Trading with ECN Brokers
An ECN broker uses an electronic communication network to route its clients’ orders to a selection of market makers operating in the Interbank forex market. If you are a retail forex trader, then opening a margin trading account with this type of online forex broker has various advantages and some disadvantages that are summarized in the bullet points below.
- No requotes on orders
- Low transaction costs
- High liquidity
- Tight dealing spreads
- No conflict of interest
- No reading the client since the ECN does not know the client’s positioning
- No order slippage
- Transaction anonymity
- Traders don’t get the personalized service that a dealing desk broker can provide.
- Micro-lot trading may not be offered by an ECN broker.
- The fixed per-trade commission charged on trades made in an ECN account might exceed the cost of trading on a wider dealing spread in a normal account.
- Initial margin deposit requirements for ECN accounts can be higher than normal.
In addition to looking for tight dealing spreads from an ECN forex broker, you will also want to make sure that it is a well-regulated and reputable dealing partner that will safely hold your margin deposit.

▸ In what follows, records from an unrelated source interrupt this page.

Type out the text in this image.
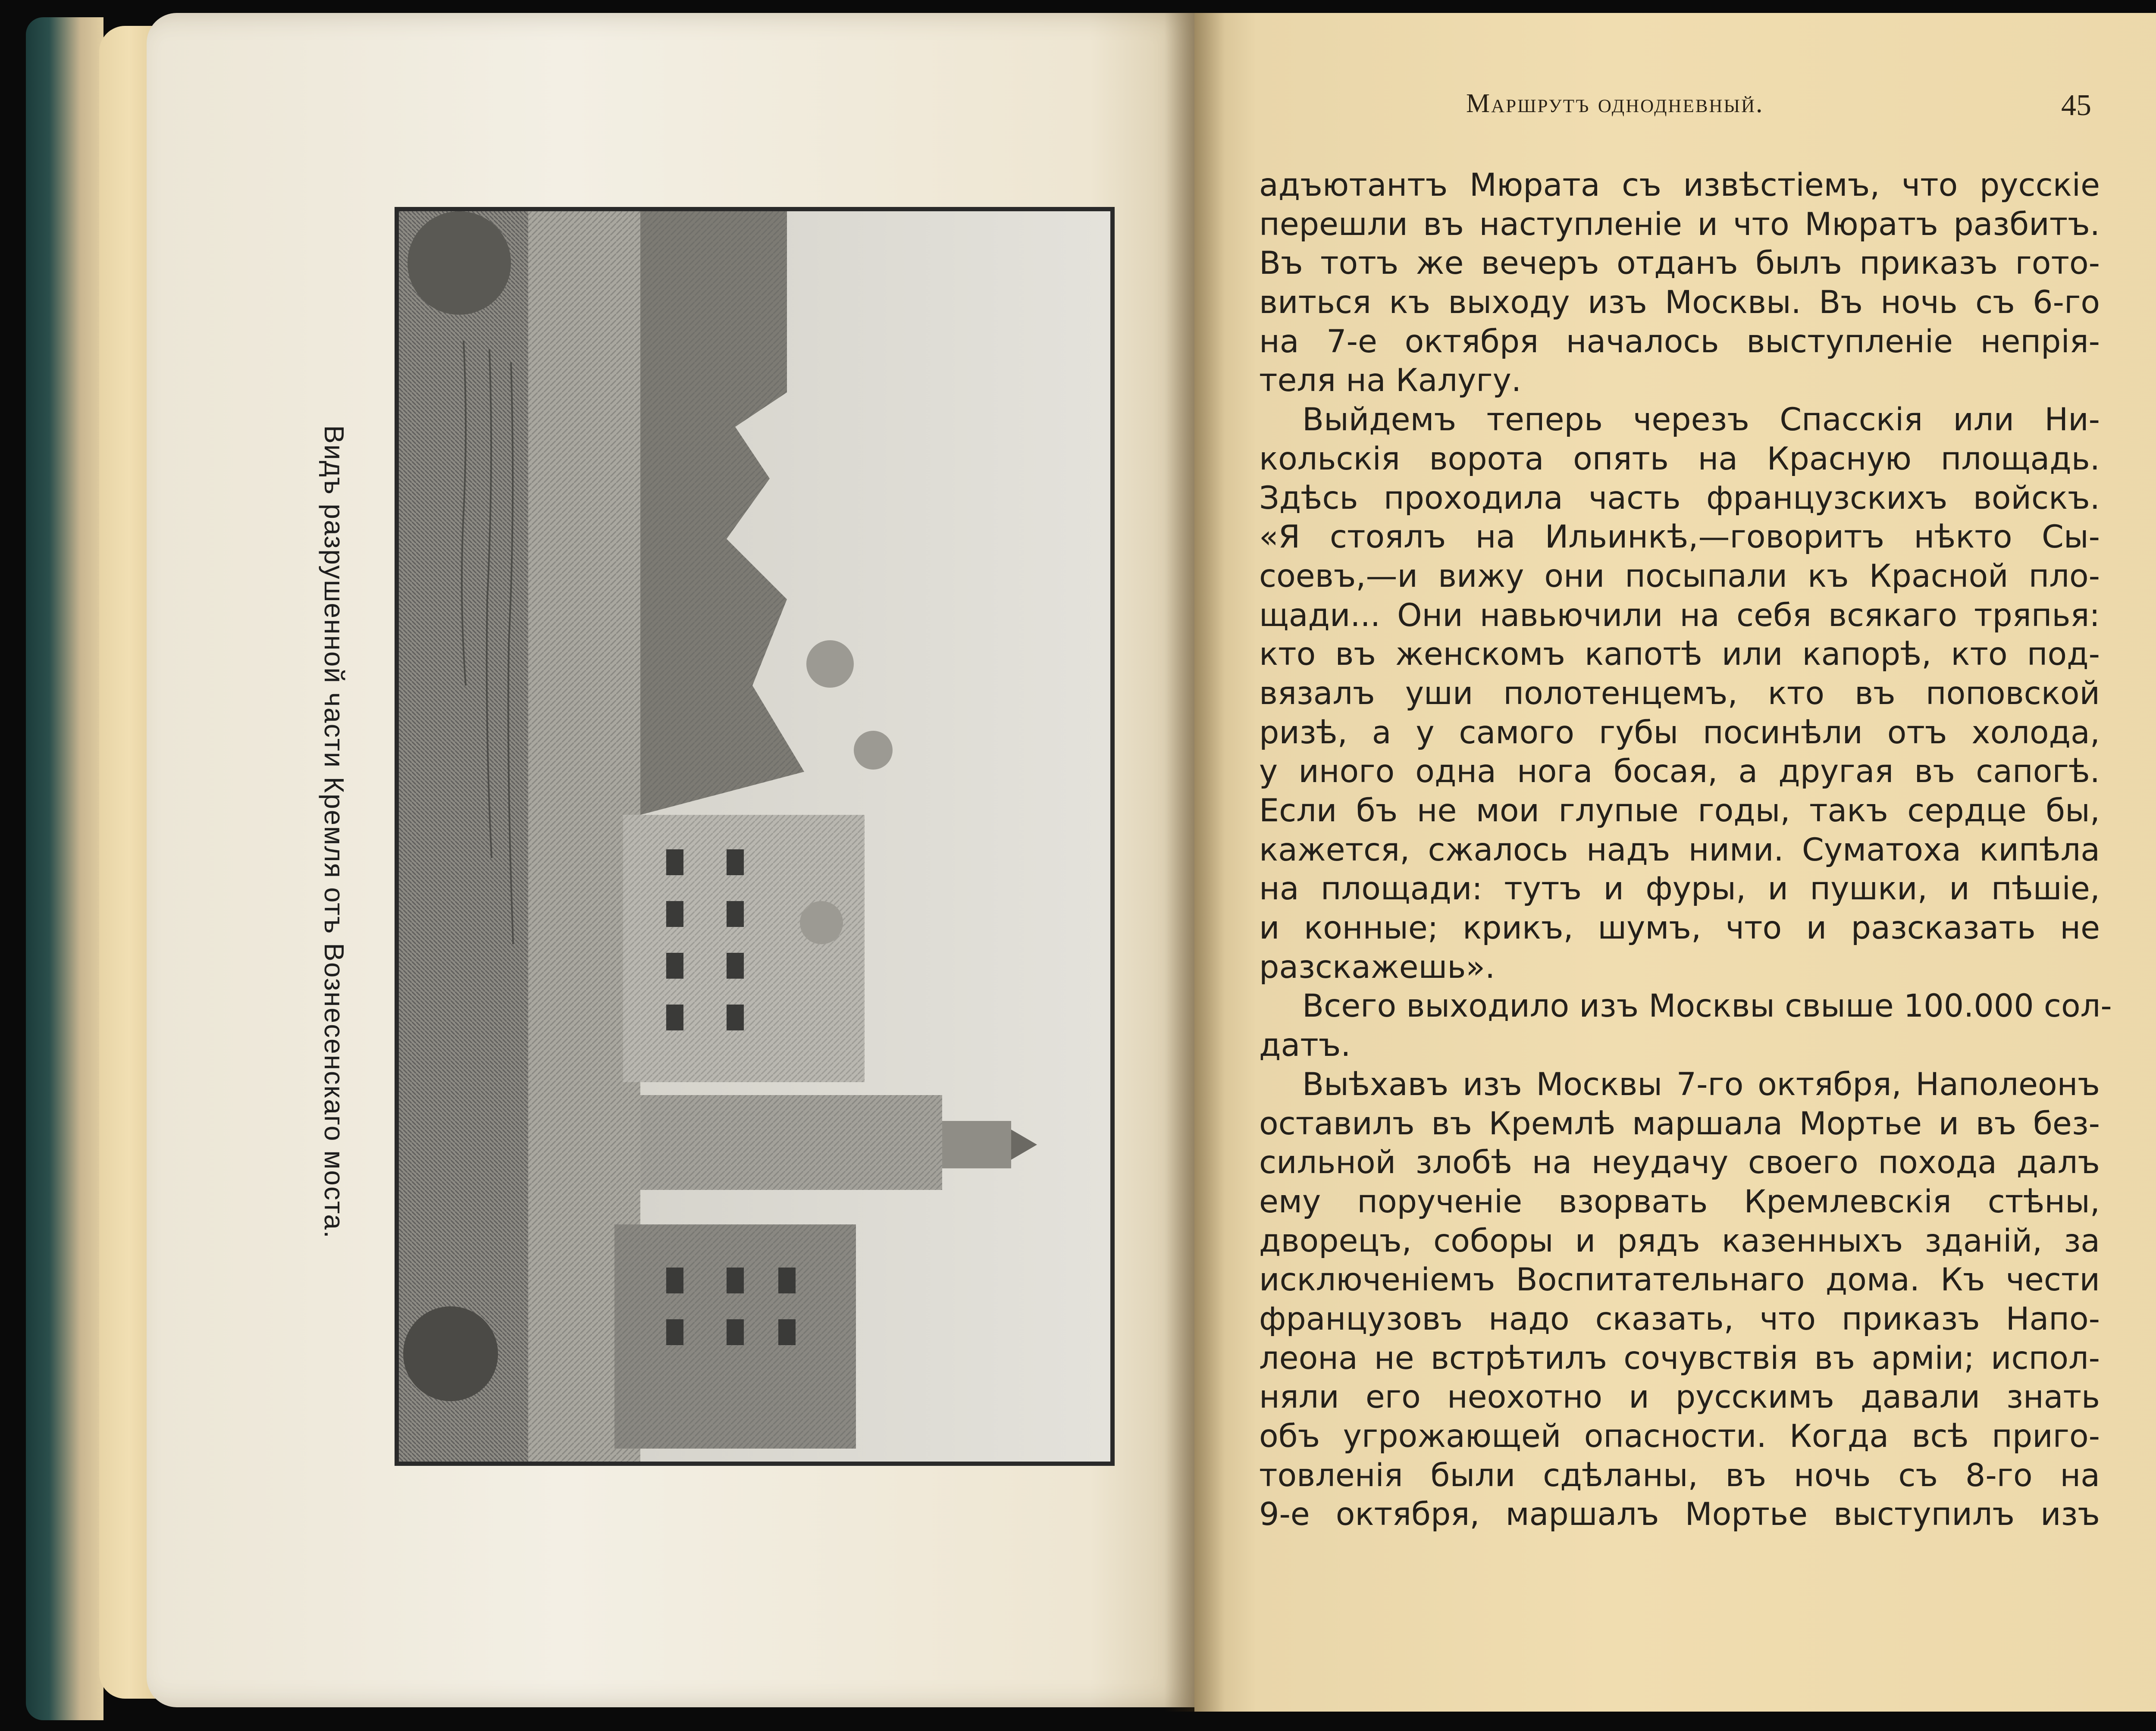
Видъ разрушенной части Кремля отъ Вознесенскаго моста.
Маршрутъ однодневный.	45
адъютантъ Мюрата съ извѣстіемъ, что русскіе
перешли въ наступленіе и что Мюратъ разбитъ.
Въ тотъ же вечеръ отданъ былъ приказъ гото-
виться къ выходу изъ Москвы. Въ ночь съ 6-го
на 7-е октября началось выступленіе непрія-
теля на Калугу.
Выйдемъ теперь черезъ Спасскія или Ни-
кольскія ворота опять на Красную площадь.
Здѣсь проходила часть французскихъ войскъ.
«Я стоялъ на Ильинкѣ,—говоритъ нѣкто Сы-
соевъ,—и вижу они посыпали къ Красной пло-
щади... Они навьючили на себя всякаго тряпья:
кто въ женскомъ капотѣ или капорѣ, кто под-
вязалъ уши полотенцемъ, кто въ поповской
ризѣ, а у самого губы посинѣли отъ холода,
у иного одна нога босая, а другая въ сапогѣ.
Если бъ не мои глупые годы, такъ сердце бы,
кажется, сжалось надъ ними. Суматоха кипѣла
на площади: тутъ и фуры, и пушки, и пѣшіе,
и конные; крикъ, шумъ, что и разсказать не
разскажешь».
Всего выходило изъ Москвы свыше 100.000 сол-
датъ.
Выѣхавъ изъ Москвы 7-го октября, Наполеонъ
оставилъ въ Кремлѣ маршала Мортье и въ без-
сильной злобѣ на неудачу своего похода далъ
ему порученіе взорвать Кремлевскія стѣны,
дворецъ, соборы и рядъ казенныхъ зданій, за
исключеніемъ Воспитательнаго дома. Къ чести
французовъ надо сказать, что приказъ Напо-
леона не встрѣтилъ сочувствія въ арміи; испол-
няли его неохотно и русскимъ давали знать
объ угрожающей опасности. Когда всѣ приго-
товленія были сдѣланы, въ ночь съ 8-го на
9-е октября, маршалъ Мортье выступилъ изъ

Should You Use an ECN Broker?
Using an ECN broker generally makes the most sense if you are an experienced forex trader who wants access to the best possible dealing spreads and does not need access to a wide range of educational resources that many ECN brokers skimp on.
An ECN broker can also help reduce your trading costs substantially. This benefit would be especially important to you if you use a short-term trading strategy like scalping where you will be actively trading in significant amounts to capture many small gains.
Optimizing Trading Activities
ECNs have revolutionized the forex market by providing direct access to liquidity providers and Interbank forex market makers. They eliminate middlemen, offer tight spreads and reduce transaction costs and human error. While they may lack personalized services and have higher margin requirements, they can be ideal for experienced traders seeking efficiency and the best rates. Embracing a reputable and regulated ECN broker allows traders to optimize their activities and capitalize on the advantages of electronic communication networks.
Frequently Asked Questions
Is ECN an exchange?
No, an ECN is considered an alternative trading system instead of an exchange. In the forex market, an ECN consists of an electronic network organized by a particular online forex broker that displays quotes from several market makers. Transaction anonymity is typically preserved with an ECN since the market makers usually deal with the broker that then trades with their client instead of dealing with the client directly.
What does ECN stand for?
ECN stands for electronic communications network. Online forex brokers often set up a proprietary ECN to give their active clients access to the tighter dealing spreads available in the Interbank forex market.
What is an example of an ECN?
Many online forex brokers operate their own proprietary ECNs to service their clients better by providing tighter dealing spreads compiled from a range of market makers. Some examples of public ECNs that facilitate stock trading include Instinet, SelectNet and NYSE Arca.